Drug policy advocates welcomed Peña Nieto’s remarks.

“He alluded to responsible regulation and that was unprecedented. A huge step. He didn’t elaborate much, and it can be open to interpretation. But if he indeed proposed regulation of controlled substances, that would be one of the most daring things ever said at the United Nations,” Hannah Hetzer, spokesperson for the Drug Policy Alliance think tank in New York, told Fusion.

Hetzer said the president’s about-face on weed was unexpected given that inside the United Nations more progressive stances on drug policy usually come at a political cost. She said the president’s new position on medical marijuana is “a very good first step,” bearing in mind “this all came from a president who hasn’t necessarily been the beacon of change for drug law.”

But others think the president’s call for reform doesn’t go far enough, especially if he’s unwilling to completely legalize the sale of marijuana.

“Instead of authorizing and regulating access to cannabis, he’s asking to increase the quantity people can possess without being sanctioned. Without legal means to obtain the plant, consumers will still be pushed towards an illicit substance black market,” said Andres Aguinaco, an attorney who helped take an unprecedented recreational marijuana case to the Mexican Supreme Court last November.

The case sparked a nationwide debate on weed and could open the door for widespread legalization of recreational use.

Aguinaco called Peña Nieto’s 10-point proposal focusing on classifying drugs as a public health issue both “encouraging and alarming.” He said the president may be trying to “advance while leaving the handbrake on.”

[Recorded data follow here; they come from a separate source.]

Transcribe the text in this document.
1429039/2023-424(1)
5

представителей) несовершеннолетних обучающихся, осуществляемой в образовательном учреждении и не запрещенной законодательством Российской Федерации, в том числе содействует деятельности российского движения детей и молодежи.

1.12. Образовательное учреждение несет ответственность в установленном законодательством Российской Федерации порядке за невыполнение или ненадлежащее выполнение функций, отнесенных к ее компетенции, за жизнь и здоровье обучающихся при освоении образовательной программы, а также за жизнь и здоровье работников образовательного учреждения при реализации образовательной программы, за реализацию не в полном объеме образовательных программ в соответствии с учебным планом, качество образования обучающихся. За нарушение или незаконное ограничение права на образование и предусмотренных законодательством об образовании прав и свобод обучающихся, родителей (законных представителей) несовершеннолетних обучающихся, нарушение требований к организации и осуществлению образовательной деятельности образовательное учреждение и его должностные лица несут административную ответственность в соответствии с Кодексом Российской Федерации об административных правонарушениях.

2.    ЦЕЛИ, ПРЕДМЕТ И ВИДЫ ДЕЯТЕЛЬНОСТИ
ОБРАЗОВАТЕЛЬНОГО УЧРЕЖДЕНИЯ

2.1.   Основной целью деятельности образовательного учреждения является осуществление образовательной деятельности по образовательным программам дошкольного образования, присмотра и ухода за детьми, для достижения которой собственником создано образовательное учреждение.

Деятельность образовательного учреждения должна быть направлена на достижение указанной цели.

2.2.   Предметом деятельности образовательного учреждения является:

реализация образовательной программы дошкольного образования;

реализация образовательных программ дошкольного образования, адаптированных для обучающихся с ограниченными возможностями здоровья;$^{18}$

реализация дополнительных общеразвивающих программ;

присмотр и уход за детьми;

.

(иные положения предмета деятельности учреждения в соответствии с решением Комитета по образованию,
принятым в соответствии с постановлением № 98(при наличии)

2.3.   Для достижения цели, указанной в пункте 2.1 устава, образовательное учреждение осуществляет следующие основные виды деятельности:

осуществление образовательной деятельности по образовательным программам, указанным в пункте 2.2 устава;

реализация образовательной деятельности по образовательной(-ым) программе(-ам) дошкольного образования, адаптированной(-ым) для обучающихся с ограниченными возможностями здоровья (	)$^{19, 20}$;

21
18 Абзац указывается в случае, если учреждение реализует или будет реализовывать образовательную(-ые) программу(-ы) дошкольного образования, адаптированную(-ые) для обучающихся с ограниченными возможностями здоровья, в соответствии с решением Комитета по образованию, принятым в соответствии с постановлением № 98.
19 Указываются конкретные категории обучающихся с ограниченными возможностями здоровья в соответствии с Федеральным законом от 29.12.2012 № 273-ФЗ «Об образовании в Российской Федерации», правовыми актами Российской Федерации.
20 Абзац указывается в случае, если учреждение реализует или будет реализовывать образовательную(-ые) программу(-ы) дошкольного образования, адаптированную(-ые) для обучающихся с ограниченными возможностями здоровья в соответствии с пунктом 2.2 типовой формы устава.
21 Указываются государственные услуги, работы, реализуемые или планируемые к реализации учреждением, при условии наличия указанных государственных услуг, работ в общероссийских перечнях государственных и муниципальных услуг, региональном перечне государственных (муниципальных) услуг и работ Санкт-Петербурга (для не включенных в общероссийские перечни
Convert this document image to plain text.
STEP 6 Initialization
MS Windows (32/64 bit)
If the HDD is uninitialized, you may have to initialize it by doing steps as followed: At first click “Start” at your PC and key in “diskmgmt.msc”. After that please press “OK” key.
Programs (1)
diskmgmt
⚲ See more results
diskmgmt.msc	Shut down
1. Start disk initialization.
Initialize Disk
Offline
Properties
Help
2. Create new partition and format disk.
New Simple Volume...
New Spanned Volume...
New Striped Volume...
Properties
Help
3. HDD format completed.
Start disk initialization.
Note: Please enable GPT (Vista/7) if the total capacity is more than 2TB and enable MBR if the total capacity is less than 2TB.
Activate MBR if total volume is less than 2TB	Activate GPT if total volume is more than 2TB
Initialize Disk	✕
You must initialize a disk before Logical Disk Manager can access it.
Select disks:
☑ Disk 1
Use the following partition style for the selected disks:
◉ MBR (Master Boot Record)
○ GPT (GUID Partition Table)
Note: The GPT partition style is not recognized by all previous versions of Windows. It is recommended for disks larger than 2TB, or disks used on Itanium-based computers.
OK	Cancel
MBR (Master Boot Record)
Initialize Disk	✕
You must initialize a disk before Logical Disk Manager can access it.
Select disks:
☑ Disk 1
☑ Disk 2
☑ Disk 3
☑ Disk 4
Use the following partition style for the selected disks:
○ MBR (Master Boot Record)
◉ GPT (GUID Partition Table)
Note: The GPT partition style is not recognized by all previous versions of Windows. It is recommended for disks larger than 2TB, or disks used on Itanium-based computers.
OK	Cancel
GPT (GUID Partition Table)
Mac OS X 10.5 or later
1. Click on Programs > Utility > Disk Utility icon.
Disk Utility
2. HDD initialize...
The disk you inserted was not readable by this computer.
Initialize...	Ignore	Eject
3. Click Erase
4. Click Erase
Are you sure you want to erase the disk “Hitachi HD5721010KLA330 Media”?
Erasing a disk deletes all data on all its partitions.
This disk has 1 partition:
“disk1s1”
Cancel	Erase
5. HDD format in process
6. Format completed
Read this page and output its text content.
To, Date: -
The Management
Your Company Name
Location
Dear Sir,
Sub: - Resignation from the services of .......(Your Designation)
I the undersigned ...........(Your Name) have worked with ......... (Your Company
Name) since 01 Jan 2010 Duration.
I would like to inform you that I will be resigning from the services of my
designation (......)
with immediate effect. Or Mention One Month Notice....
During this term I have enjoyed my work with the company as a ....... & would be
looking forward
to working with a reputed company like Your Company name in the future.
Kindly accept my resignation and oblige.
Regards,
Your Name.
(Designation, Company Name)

Regulating marijuana, and even legalizing recreational use, will not eradicate Mexico’s brutal drug cartels. The cartels have consistently proven to be savvy corporations that adapt quickly and efficiently to ever-changing market realities. That’s why they have increasingly tapped into human smuggling, oil theft, extortion and kidnapping, to name a few.

A push from Peña Nieto to regulate weed would however signal a symbolic and institutional shift in the war on drugs for a country that has suffered too much at the expense of a global prohibitionist regime.

Judging from his speech at the United Nations, it appears the Mexican president could use the “gateway drug” as a gateway of his own towards a new path to more effective and humane drug-control policies.